Ahundo is specifically designed to exclude women. At least that’s my hunch. For one thing, it employs a complex and impenetrable set of rules, accompanied by an even more complicated score-keeping system involving more math than I’ve cried about since ninth-grade algebra. The players have offensive nicknames that mock their a) ethnicity b) genitalia c) sexual prowess or d) all of the above. Play involves loud exclamations of delight/angst, dancing and/or collapsing on the sofa, and employment of The Tampon of Anger, which, as its name suggests, is a cardboard-encased tampon that is hurled to the ground by a player unhappy with his throw. Ahundo has absolutely nothing to do with, or attract, women.
The best thing about working with men is the music. Although I have female friends who are musically inclined-slash-gifted, there are few women with whom I actively dish about new bands. I rarely trade CDs with anyone except my guy friends. None of my female pals, as far as I know, has 15,000 songs loaded on her computer’s shared drive, as does my boss, Rob. Working in an environment with men, being able to talk about music is almost as useful as being able to talk about the designated hitter rule or the neutral zone trap or Jessica Alba’s ass. I have nothing to say about baseball, hockey, or The Female Buttocks (except that mine are too dimply), so it’s helpful that I’ve read the latest reviews of Death Cab for Cutie and Apollo Sunshine and My Morning Jacket. I burned a Derby CD for Rob last week—because he had never heard of them—and felt like I’d earned a ticket into the club. Please excuse me for a moment while I shave my newly sprouted chest hair.

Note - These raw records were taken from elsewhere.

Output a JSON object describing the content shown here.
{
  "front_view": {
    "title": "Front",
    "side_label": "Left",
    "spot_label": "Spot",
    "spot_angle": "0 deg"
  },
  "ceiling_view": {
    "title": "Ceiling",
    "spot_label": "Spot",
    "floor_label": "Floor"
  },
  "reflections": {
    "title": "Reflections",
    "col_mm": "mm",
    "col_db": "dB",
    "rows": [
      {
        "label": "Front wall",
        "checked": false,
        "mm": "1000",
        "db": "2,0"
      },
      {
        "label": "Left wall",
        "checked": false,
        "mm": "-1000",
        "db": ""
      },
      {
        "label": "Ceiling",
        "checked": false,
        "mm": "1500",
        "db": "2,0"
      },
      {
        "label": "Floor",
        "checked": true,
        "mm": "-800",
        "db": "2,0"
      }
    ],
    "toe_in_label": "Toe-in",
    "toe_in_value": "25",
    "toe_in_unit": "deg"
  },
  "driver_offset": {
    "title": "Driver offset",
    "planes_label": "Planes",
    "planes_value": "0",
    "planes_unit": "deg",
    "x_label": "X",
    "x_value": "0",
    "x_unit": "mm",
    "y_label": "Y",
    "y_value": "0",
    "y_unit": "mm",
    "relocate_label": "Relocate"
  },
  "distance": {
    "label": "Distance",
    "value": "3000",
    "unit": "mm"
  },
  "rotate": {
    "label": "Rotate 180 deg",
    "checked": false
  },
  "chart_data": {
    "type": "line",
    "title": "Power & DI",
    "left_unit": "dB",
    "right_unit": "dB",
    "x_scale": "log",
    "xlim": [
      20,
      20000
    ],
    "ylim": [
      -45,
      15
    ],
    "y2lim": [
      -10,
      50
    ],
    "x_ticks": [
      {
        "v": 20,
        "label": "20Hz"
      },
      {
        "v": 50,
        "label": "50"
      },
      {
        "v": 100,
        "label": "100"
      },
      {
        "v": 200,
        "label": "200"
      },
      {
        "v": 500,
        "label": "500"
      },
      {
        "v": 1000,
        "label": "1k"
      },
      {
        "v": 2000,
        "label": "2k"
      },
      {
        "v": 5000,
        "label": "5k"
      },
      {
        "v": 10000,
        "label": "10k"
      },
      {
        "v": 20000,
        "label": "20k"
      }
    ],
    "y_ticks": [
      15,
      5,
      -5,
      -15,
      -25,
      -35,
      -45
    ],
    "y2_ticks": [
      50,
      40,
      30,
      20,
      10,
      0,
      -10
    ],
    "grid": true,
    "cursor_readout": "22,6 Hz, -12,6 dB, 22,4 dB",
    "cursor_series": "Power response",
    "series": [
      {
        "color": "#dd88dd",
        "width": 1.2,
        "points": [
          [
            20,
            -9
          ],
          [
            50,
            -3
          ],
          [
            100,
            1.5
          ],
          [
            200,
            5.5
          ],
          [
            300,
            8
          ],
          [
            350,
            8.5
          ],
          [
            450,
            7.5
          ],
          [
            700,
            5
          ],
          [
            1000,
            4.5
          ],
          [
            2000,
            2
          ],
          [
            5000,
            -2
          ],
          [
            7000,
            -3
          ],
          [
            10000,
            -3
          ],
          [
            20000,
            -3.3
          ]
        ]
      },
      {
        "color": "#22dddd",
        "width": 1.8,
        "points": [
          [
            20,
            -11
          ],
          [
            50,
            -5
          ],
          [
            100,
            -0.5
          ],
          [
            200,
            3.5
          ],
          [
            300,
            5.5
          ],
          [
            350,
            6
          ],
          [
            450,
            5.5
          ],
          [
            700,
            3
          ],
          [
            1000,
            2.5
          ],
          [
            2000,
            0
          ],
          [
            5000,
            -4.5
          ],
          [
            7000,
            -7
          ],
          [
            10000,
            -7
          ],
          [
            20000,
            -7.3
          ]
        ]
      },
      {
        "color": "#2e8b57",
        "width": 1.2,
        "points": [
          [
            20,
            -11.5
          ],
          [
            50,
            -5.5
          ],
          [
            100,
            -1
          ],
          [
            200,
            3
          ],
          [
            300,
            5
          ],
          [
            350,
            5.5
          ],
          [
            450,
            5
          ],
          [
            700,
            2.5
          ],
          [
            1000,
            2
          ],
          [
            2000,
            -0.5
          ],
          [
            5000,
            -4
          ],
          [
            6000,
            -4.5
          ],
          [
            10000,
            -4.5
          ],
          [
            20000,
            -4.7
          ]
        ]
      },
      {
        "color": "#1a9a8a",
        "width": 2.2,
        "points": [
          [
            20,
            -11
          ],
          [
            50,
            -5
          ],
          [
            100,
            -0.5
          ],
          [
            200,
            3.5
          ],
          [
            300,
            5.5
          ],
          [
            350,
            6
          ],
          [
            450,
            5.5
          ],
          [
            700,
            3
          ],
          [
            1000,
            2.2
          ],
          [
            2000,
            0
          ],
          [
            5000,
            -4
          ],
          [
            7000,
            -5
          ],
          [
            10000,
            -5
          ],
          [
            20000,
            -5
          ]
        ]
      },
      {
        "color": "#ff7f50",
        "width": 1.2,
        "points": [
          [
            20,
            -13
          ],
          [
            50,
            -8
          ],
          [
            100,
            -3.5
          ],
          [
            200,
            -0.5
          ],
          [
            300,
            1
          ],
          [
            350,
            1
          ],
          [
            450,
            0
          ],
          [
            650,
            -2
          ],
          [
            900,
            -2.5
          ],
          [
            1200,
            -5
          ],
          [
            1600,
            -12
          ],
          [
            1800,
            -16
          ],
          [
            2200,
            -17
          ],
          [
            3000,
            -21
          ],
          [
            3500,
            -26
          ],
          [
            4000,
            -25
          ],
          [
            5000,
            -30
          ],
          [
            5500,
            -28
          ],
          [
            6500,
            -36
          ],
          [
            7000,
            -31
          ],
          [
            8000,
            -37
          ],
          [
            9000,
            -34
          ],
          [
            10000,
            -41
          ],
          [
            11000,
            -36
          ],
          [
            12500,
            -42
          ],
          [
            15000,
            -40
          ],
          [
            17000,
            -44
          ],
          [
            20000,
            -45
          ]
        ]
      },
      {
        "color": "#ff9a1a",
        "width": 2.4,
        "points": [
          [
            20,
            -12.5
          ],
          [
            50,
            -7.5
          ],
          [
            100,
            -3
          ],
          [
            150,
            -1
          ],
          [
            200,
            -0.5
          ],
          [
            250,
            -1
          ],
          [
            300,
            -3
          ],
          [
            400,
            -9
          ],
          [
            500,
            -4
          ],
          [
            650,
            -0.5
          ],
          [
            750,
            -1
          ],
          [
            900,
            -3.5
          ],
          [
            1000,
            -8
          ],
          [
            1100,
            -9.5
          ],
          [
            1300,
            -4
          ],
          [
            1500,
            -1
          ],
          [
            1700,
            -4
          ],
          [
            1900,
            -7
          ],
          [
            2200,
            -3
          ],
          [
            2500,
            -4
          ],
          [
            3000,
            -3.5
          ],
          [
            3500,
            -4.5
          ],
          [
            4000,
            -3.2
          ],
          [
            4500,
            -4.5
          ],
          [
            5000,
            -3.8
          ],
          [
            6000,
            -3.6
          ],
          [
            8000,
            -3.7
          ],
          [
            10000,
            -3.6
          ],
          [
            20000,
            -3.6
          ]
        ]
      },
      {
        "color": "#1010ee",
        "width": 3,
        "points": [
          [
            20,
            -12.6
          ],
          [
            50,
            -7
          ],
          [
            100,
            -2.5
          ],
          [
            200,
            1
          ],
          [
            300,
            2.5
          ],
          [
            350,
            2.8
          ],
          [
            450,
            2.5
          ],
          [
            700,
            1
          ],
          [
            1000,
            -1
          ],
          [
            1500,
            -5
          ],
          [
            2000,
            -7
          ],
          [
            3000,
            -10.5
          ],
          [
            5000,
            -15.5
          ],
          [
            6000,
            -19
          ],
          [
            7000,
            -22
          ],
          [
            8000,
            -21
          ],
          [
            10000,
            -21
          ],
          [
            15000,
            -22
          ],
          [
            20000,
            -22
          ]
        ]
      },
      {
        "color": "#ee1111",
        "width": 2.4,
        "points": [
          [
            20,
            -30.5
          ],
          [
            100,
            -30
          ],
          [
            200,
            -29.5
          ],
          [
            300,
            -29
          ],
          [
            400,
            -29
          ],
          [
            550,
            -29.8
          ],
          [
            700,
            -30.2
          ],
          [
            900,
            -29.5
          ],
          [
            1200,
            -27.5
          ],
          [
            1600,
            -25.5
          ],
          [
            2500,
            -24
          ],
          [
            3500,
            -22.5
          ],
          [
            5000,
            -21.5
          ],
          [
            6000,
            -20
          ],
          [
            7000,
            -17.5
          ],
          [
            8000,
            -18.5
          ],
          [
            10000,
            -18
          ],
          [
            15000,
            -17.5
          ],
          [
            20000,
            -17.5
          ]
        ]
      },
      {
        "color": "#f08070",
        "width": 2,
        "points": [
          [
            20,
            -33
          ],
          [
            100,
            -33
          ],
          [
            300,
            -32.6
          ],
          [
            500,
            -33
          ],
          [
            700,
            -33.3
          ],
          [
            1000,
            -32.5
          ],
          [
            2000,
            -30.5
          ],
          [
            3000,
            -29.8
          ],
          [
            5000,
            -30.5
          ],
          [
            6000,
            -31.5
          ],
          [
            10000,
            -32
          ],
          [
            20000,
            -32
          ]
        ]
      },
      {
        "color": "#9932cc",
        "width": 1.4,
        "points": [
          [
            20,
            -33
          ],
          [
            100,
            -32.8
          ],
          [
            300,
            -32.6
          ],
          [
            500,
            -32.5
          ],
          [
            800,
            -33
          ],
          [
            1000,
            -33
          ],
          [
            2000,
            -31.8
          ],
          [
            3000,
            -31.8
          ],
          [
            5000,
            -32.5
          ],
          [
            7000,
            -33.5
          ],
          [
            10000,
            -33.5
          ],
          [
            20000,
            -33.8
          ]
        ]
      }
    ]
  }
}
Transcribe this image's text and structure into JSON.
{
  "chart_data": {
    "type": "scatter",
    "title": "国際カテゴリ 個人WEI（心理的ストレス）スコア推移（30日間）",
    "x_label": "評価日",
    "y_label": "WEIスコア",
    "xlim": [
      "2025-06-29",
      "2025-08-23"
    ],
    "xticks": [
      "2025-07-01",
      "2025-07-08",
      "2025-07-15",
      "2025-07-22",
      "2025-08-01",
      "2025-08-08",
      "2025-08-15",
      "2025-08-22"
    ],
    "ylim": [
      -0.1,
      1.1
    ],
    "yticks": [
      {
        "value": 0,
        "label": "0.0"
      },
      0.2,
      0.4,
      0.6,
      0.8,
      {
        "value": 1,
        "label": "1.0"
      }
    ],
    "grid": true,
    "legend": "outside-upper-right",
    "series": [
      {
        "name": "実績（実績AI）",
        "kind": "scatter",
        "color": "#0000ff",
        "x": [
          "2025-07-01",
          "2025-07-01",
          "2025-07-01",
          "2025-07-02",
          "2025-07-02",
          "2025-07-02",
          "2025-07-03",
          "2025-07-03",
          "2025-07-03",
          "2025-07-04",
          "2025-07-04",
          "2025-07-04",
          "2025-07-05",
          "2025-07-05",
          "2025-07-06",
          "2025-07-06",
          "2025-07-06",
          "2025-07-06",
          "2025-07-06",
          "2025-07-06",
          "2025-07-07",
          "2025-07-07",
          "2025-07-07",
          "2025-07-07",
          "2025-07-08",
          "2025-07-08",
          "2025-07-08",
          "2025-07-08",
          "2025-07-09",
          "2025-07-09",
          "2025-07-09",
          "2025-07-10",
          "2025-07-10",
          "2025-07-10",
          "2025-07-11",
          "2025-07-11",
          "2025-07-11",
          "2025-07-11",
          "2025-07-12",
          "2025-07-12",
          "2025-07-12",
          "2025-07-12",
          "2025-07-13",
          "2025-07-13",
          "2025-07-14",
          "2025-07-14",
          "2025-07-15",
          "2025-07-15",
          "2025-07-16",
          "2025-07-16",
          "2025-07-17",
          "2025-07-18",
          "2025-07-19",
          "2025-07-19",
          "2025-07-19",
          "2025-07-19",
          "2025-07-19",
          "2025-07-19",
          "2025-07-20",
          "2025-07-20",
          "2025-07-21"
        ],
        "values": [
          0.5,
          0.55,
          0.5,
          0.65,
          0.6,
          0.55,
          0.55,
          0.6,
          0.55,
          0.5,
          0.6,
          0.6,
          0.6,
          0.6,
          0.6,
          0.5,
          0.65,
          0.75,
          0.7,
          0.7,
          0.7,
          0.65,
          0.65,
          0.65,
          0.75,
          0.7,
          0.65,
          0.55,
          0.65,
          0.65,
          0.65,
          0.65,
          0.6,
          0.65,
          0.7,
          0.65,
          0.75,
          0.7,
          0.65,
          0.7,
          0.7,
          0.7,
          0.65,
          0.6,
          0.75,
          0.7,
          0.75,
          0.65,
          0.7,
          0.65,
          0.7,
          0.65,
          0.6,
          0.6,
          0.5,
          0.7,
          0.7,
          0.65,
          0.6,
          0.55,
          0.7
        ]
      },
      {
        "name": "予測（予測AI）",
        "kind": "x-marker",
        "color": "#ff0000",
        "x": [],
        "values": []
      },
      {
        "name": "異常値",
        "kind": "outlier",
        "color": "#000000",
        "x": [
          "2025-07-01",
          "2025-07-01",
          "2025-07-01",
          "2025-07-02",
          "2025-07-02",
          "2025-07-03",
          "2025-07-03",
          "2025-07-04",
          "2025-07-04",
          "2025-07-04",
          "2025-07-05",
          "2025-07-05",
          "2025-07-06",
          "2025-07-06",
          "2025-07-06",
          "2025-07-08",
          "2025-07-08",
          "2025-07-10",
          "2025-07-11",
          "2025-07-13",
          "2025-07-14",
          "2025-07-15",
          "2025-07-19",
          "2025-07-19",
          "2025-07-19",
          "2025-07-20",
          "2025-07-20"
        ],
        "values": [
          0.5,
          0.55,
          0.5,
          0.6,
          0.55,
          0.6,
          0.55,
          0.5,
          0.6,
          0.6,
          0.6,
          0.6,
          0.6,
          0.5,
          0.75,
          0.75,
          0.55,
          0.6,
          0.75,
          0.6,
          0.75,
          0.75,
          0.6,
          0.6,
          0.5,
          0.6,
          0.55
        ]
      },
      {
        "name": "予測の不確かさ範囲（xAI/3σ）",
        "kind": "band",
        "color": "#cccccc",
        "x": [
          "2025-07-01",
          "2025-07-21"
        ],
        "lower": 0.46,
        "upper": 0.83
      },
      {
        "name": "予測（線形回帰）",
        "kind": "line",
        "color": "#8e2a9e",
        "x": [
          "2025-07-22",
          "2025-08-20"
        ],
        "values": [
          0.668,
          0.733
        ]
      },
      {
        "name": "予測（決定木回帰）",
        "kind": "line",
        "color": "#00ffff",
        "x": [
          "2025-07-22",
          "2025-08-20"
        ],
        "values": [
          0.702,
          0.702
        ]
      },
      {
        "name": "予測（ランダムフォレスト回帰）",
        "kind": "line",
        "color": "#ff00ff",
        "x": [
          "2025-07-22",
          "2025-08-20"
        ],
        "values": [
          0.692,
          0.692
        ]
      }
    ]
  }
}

The truth of the matter is that I feel as at home with the guys at VM as I’ve ever felt anywhere. Maybe because growing up on Azalea Place, I was surrounded by families of boys. My first best friend was Kevin Porter. I learned to ride a bike on Craig Knudsen’s hand-me-down. I played Advance-and-Retreat and rode on the back of a motorcycle long before I owned a Barbie camper. I learned to throw a spiral and knew what a first down was before I owned a baton. And then I owned baton and lasted only one session in the Rosettes before I wanted to leave and go build a fort in the woods somewhere.
I like to think I have the best of both worlds now—like my mother and my grandmother, I appreciate sports but also have a knack for baking and crafts (please, let’s not talk about sewing). Like my father and my brother, I love music and exercise. Like so many men and women in my biological family, I am devoted to words and ideas and books and laughter. Surrounded as I am, at VMHQ, by brilliant, funny women, and talented, hilarious men, I am aware that these worlds have converged—the art, the science, the sports, the sounds, the words and the wisdom—and I have, for the time being, an amazing and unusual new family.